Accusations de viol contre Nicolas Hulot : comment le nom de la plaignante, Pascale Mitterrand, a fini par être révélé

Restée anonyme, à sa demande, dans l'enquête d'"Ebdo", la petite-fille de François Mitterrand a finalement vu son identité révélée par "Le Parisien".

Le ministre de la Transition écologique, Nicolas Hulot, quitte l\'Elysée, le 17 janvier 2018.
Le ministre de la Transition écologique, Nicolas Hulot, quitte l'Elysée, le 17 janvier 2018. (PDN/SIPA)

"Je ne veux pas apparaître, ni maintenant ni jamais." Lorsqu'elle a accepté de se confier au magazine Ebdo, Pascale Mitterrand a posé ses conditions afin que son nom ne soit pas révélé publiquement. Sa demande a été acceptée : dans l'enquête publiée par l'hebdomadaire vendredi 9 février, celle qui accuse Nicolas Hulot de viol est simplement présentée comme "Marie", une femme de "grande famille française"

Pourtant, jeudi, alors que l'article commence déjà à circuler dans les rédactions, cette couverture vole en éclats.
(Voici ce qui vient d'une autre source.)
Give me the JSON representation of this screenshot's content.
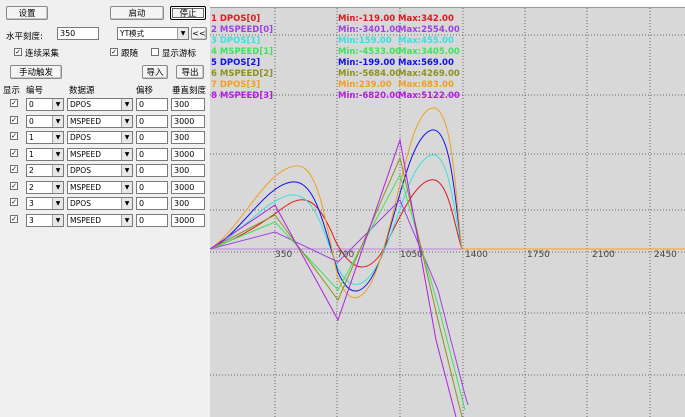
{
  "toolbar": {
    "settings_label": "设置",
    "start_label": "启动",
    "stop_label": "停止"
  },
  "horizontal_scale": {
    "label": "水平刻度:",
    "value": "350"
  },
  "mode": {
    "value": "YT模式",
    "collapse_label": "<<"
  },
  "options": {
    "continuous_label": "连续采集",
    "follow_label": "跟随",
    "cursor_label": "显示游标"
  },
  "buttons": {
    "manual_trigger": "手动触发",
    "import": "导入",
    "export": "导出"
  },
  "table": {
    "headers": {
      "show": "显示",
      "number": "编号",
      "source": "数据源",
      "offset": "偏移",
      "vscale": "垂直刻度"
    },
    "rows": [
      {
        "number": "0",
        "source": "DPOS",
        "offset": "0",
        "vscale": "300"
      },
      {
        "number": "0",
        "source": "MSPEED",
        "offset": "0",
        "vscale": "3000"
      },
      {
        "number": "1",
        "source": "DPOS",
        "offset": "0",
        "vscale": "300"
      },
      {
        "number": "1",
        "source": "MSPEED",
        "offset": "0",
        "vscale": "3000"
      },
      {
        "number": "2",
        "source": "DPOS",
        "offset": "0",
        "vscale": "300"
      },
      {
        "number": "2",
        "source": "MSPEED",
        "offset": "0",
        "vscale": "3000"
      },
      {
        "number": "3",
        "source": "DPOS",
        "offset": "0",
        "vscale": "300"
      },
      {
        "number": "3",
        "source": "MSPEED",
        "offset": "0",
        "vscale": "3000"
      }
    ]
  },
  "chart_data": {
    "type": "line",
    "x_ticks": [
      "350",
      "700",
      "1050",
      "1400",
      "1750",
      "2100",
      "2450"
    ],
    "legend": [
      {
        "name": "1 DPOS[0]",
        "min": "Min:-119.00",
        "max": "Max:342.00",
        "color": "#e0181c"
      },
      {
        "name": "2 MSPEED[0]",
        "min": "Min:-3401.00",
        "max": "Max:2554.00",
        "color": "#a040e0"
      },
      {
        "name": "3 DPOS[1]",
        "min": "Min:159.00",
        "max": "Max:455.00",
        "color": "#38e0e0"
      },
      {
        "name": "4 MSPEED[1]",
        "min": "Min:-4533.00",
        "max": "Max:3405.00",
        "color": "#40e060"
      },
      {
        "name": "5 DPOS[2]",
        "min": "Min:-199.00",
        "max": "Max:569.00",
        "color": "#1010e8"
      },
      {
        "name": "6 MSPEED[2]",
        "min": "Min:-5684.00",
        "max": "Max:4269.00",
        "color": "#909020"
      },
      {
        "name": "7 DPOS[3]",
        "min": "Min:239.00",
        "max": "Max:683.00",
        "color": "#f0a020"
      },
      {
        "name": "8 MSPEED[3]",
        "min": "Min:-6820.00",
        "max": "Max:5122.00",
        "color": "#b020e0"
      }
    ]
  }
}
Le matin, sur BFMTV, le journaliste Jean-Jacques Bourdin évoque la "petite-fille d'un homme politique célèbre". A la mi-journée, le site du Point précise qu'il s'agit de "l'une des petites-filles de François Mitterrand". Dans la soirée, le site du Parisien finit de révéler l'identité de la plaignante : "Il s'agit en réalité de Pascale Mitterrand."

Contacté par franceinfo, le directeur de la publication du Parisien, Stéphane Albouy, assume cette décision. "A partir du moment où l'enquête d'Ebdo présente le nom de famille de la plaignante comme un élément central du dossier, notre travail est de savoir qui est cette personne et d'expliquer pourquoi ce nom peut avoir joué un rôle", explique-t-il. Une fois l'information connue, elle a été jugée suffisamment importante pour être publiée, d'autant qu'elle "avait déjà commencé à circuler sur les réseaux sociaux".

"Il était inévitable que le nom sorte"

Pourquoi le quotidien n'a-t-il pas respecté le souci d'anonymat exprimé par Pascale Mitterrand ? Stéphane Albouy avance un élément de contexte. "Cette exigence a été exprimée au moment où cette personne a discuté avec Ebdo, dit-il. Mais il y a une suite de l'histoire, qui n'appartient plus à Ebdo. Dès la publication de l'enquête, il était inévitable que le nom sorte. Penser qu'il serait préservé est illusoire."

L'un des deux auteurs de l'enquête, Laurent Valdiguié, estime que l'anonymat "aurait pu tenir", d'autant que la volonté de Pascale Mitterrand avait été clairement exprimée dans son article. "La protection de la source n'a pas seulement consisté à ne pas mettre le nom, mais aussi à se priver de tout un tas de détails d'identification", explique-t-il à franceinfo, déplorant que Le Parisien se soit "affranchi de toutes ces règles".

Pour éviter de se retrouver dans une telle situation, Pascale Mitterrand aurait-elle dû refuser de se confier à l'hebdomadaire ? Joint par franceinfo, son avocat en doute. "De toute façon, les infos d'Ebdo ne venaient pas de la famille, affirme Michel Dufranc. Si ma cliente avait opposé une fin de non-recevoir, il n'est pas du tout dit qu'Ebdo n'aurait pas révélé son nom. Là, elle a pu s'assurer qu'ils respectent son anonymat."

La famille Mitterrand désapprouve que son nom ait été rendu public.Michel Dufranc, avocat de Pascale Mitterrandà franceinfo

Selon Laurent Valdiguié, la famille Mitterrand, qui "protégeait ce secret" depuis deux décennies, était toutefois tiraillée par "une envie de parler mais de ne pas apparaître". En déposant plainte après le délai de prescription, Pascale Mitterrand "ne voulait pas de procès" et "ne voulait jamais se retrouver face à Hulot", mais "elle voulait que ce soit écrit quelque part", souligne le journaliste.

"Ce dossier a besoin de clarification"

Après la publication de l'article du Parisien, l'avocat de la plaignante a publié un communiqué, vendredi, pour rappeler que sa cliente n'était "en aucune manière à l'initiative des révélations" d'Ebdo et qu'elle avait affirmé, "dès le départ""qu'elle ne souhaitait pas cette médiatisation" – à laquelle "elle n'avait aucun pouvoir de s'opposer".

Du côté du Parisien, Stéphane Albouy estime qu'il est "bien que l'avocat prenne la parole""Il me semble intéressant et souhaitable pour tous les protagonistes que des éléments comme le nom sortent, affirme-t-il. Ce dossier a besoin de clarification."